Veteran politician and elder statesman, Alhaji Musa Musawa, is dead.
He died in Kaduna on Tuesday night at the age of 86 after a protracted illness.
His daughter, Barrister Hannatu Musawa, confirmed the story about his demise to the New Citizen on phone.
A source within the family said Alhaji Musawa will be buried on Wednesday in Kaduna.
The deceased was a renown politician since the First Republic when he became the youth leader of the Northern Elements People’s Union (NEPU), the main opposition party led by Malam Aminu Kano. Subsequently, he became a close confidante of Malam Aminu, especially in the Second Republic under the People’s Redemption Party (PRP), the successor of NEPU.
Alhaji Musa Musawa was born on April 1, 1937 in Bichi, Kano State. His father took him to live in Musawa town in present day Katsina State with his maternal relatives after the death of his mother in Bichi.

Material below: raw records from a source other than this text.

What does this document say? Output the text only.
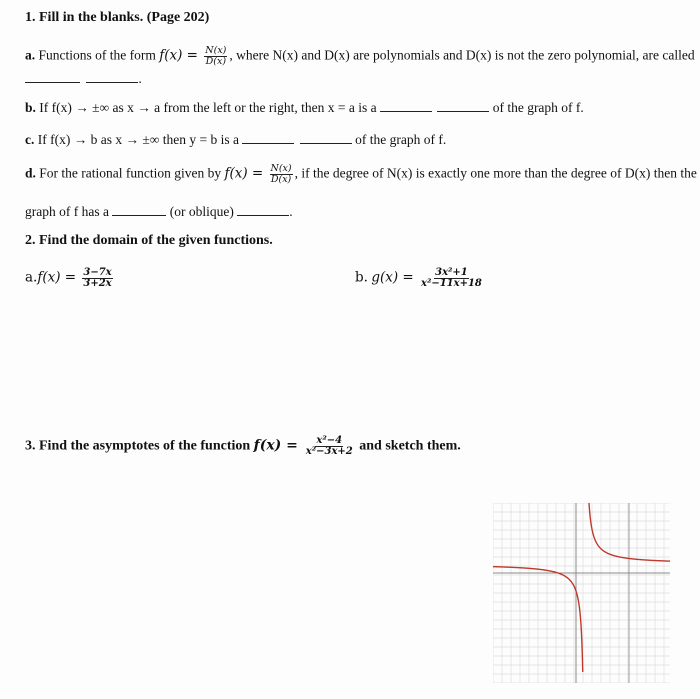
1. Fill in the blanks. (Page 202)
a. Functions of the form $f(x) = \frac{N(x)}{D(x)}$ , where N(x) and D(x) are polynomials and D(x) is not the zero polynomial, are called
.
b. If f(x) → ±∞ as x → a from the left or the right, then x = a is a	of the graph of f.
c. If f(x) → b as x → ±∞ then y = b is a	of the graph of f.
d. For the rational function given by $f(x) = \frac{N(x)}{D(x)}$ , if the degree of N(x) is exactly one more than the degree of D(x) then the
graph of f has a	(or oblique)	.
2. Find the domain of the given functions.
$a.f(x) = \frac{3-7x}{3+2x}$	b. $g(x) = \frac{\text{3x²+1}}{\text{x²−11x+18}}$
3. Find the asymptotes of the function $f(x) = \frac{\text{x²−4}}{\text{x²−3x+2}}$ and sketch them.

He attended elementary school in Funtua before moving back to Bichi where he stayed and attended secondary school in Kano.
It was at that time that he became the NEPU youth leader in Bichi.
Subsequently, he studied Public Administration at the University of Ife (now Obafemi Awolowo University), after which he started working at the Hausa Service of the BBC in London.
After five years at the BBC, Musawa went to Cambridge University where he studied Mandarin in preparation for a career in diplomatic service. He was eventually employed by the Nigerian Ministry of External Affairs and was posted to Uganda. He also worked at the Nigerian High Commission in India.
He left government service at the onset of the Second Republic and joined politics, becoming the national treasurer of the PRP.
In 1983, he contested the governorship election of Kaduna State under the PRP but lost in the primaries. A few months later, the Second Republic was terminated by the military coup d’etat that ushered in Major-General Muhammadu Buhari as Head of State.
Musawa established his company, Manema, under which he continued to trade and engaged in farming.
When the Third Republic came, he joined forces with Major-General Shehu Yar’Adua under the Social Democratic Party (SDP) in which he made an unsuccessful bid for the Senate.
Following the collapse of that republic, Musawa retired from politics.
Since the onset of the current civilian rule in 1999 he had not enjoyed good health as he battled diabetes, staying mostly at home.
Alhaji Musa Musawa was a grassroots politician who will be remembered for his pro-talakawa (common people) activism and oratory.
His daughter, Hannatu Musawa, a lawyer, is the deputy spokesperson of the APC Presidential Campaign Council which worked for Asiwaju Bola Ahmed Tinubu’s victory in the presidential election held on February 25.
Tinubu had taken time off to visit him at home during his campaign tour in Kaduna a few months ago.